Ausgabe vom 22. Februar 2019

Gartenstadt: Gutes für die Stadtgesellschaft

BESONDERE EHRERBIETUNG: Wegen des sozialen Charakters des Rüppurrer Bauprojekts war neben vielen Stadträten und Bürgermeister Fluhrer Amtskollege Lenz Gast beim Richtfest. Foto: Fränkle

BESONDERE EHRERBIETUNG: Wegen des sozialen Charakters des Rüppurrer Bauprojekts war neben vielen Stadträten und Bürgermeister Fluhrer Amtskollege Lenz Gast beim Richtfest. Foto: Fränkle

 

In Rüppurr entstehen städtisch geförderte Sozialwohnungen bis wohl Frühjahr 2020

Dem Mangel an bezahlbarem Wohnraum wirkt ein Neubauprojekt in Rüppurr entgegen, das vorige Woche Richtfest im Krokusweg feierte. Dort und im Dahlienweg entstehen in drei Gebäuden insgesamt 38 Sozialwohnungen, die im Frühjahr 2020 bezugsfertig sein sollen.

„Mit Eifer und mit viel Bedacht ward unser stolzes Werk erbracht“, hob ein Bauarbeiter das Zusammenwirken von Planenden und Umsetzenden beim Richtspruch hervor. Kein Zimmermann, die mehrgeschossigen, im Gros barrierefreien Bauten haben ein Beton-Flachdach.

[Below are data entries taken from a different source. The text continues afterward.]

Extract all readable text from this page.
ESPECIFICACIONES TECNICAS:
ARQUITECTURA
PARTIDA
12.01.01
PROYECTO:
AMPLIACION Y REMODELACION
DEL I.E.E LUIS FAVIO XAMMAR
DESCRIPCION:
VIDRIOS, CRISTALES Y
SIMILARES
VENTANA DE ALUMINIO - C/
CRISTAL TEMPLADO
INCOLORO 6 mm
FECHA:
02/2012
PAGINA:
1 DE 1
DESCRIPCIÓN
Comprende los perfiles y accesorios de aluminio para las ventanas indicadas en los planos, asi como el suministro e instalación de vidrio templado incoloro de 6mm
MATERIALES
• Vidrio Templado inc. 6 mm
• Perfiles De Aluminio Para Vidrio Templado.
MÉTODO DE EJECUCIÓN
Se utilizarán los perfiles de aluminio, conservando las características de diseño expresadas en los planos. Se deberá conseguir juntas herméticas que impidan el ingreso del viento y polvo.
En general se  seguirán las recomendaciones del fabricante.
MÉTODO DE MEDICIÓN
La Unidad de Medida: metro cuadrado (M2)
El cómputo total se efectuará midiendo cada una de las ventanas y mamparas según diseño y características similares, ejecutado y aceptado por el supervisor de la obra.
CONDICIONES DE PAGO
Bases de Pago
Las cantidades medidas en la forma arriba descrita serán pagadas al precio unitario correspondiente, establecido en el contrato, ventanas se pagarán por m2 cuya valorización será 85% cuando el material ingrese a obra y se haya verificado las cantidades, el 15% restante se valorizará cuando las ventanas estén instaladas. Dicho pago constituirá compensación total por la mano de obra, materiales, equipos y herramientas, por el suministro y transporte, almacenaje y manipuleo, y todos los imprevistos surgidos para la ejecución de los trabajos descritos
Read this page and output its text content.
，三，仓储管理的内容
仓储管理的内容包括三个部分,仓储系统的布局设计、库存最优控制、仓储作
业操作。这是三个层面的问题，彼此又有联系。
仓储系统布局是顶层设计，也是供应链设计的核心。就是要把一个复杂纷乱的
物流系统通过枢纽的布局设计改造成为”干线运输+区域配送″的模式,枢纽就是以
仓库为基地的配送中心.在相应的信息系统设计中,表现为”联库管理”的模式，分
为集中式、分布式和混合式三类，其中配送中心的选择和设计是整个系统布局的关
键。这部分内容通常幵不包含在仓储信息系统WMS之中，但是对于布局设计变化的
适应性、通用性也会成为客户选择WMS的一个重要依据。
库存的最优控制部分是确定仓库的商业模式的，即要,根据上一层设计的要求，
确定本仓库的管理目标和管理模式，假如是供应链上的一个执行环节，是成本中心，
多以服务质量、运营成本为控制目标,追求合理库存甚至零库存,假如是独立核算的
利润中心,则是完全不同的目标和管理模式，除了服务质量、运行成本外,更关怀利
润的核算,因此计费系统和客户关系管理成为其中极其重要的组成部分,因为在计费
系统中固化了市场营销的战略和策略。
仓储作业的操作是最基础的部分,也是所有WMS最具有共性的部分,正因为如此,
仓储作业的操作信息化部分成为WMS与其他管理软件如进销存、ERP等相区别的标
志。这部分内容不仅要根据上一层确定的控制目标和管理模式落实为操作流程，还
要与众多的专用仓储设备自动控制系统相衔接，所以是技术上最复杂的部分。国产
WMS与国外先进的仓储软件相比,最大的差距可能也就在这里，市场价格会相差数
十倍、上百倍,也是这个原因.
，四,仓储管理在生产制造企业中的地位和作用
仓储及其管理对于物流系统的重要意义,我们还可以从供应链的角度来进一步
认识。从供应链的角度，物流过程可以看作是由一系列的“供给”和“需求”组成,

Realisiert durch die Genossenschaft Gartenstadt Karlsruhe, gefördert durch das Land und mit 520000 Euro die Stadt Karlsruhe, fußt das Vorhaben auf einem Ende 2017 gefassten Satzungsbeschluss des Gemeinderats. Der durch zahlreiche Mitglieder vor Ort vertreten war. Mit Baudezernent Daniel Fluhrer und Sozialdezernent Martin Lenz wohnten dem symbolischen Etappenerfolg gleich zwei Bürgermeister bei. „Ich kann wohl in unser beider Namen betonen“, hob Fluhrer hervor: „Sie tun hier etwas Gutes für die Stadtgesellschaft.“

Architekt Bernd Bistritz präsentierte ein mit Herausforderungen etwa durch Denkmalschutz, Grundwasser, Statik „anspruchsvolles“ Projekt mit 500 Tonnen verbautem Stahl und zwei Tiefgaragen für 56 Stellplätze. Nicht zuletzt dankte er der niedrigere Höhen und andere Aussichten gewöhnten Nachbarschaft – Schwierigkeiten seien am Ende „ganz gut lösbar“ gewesen. Nach ersten Skizzen 2014 und dem Bebauungsplan im Folgejahr sei auch zu konstatieren, „dass wir länger planen als bauen“.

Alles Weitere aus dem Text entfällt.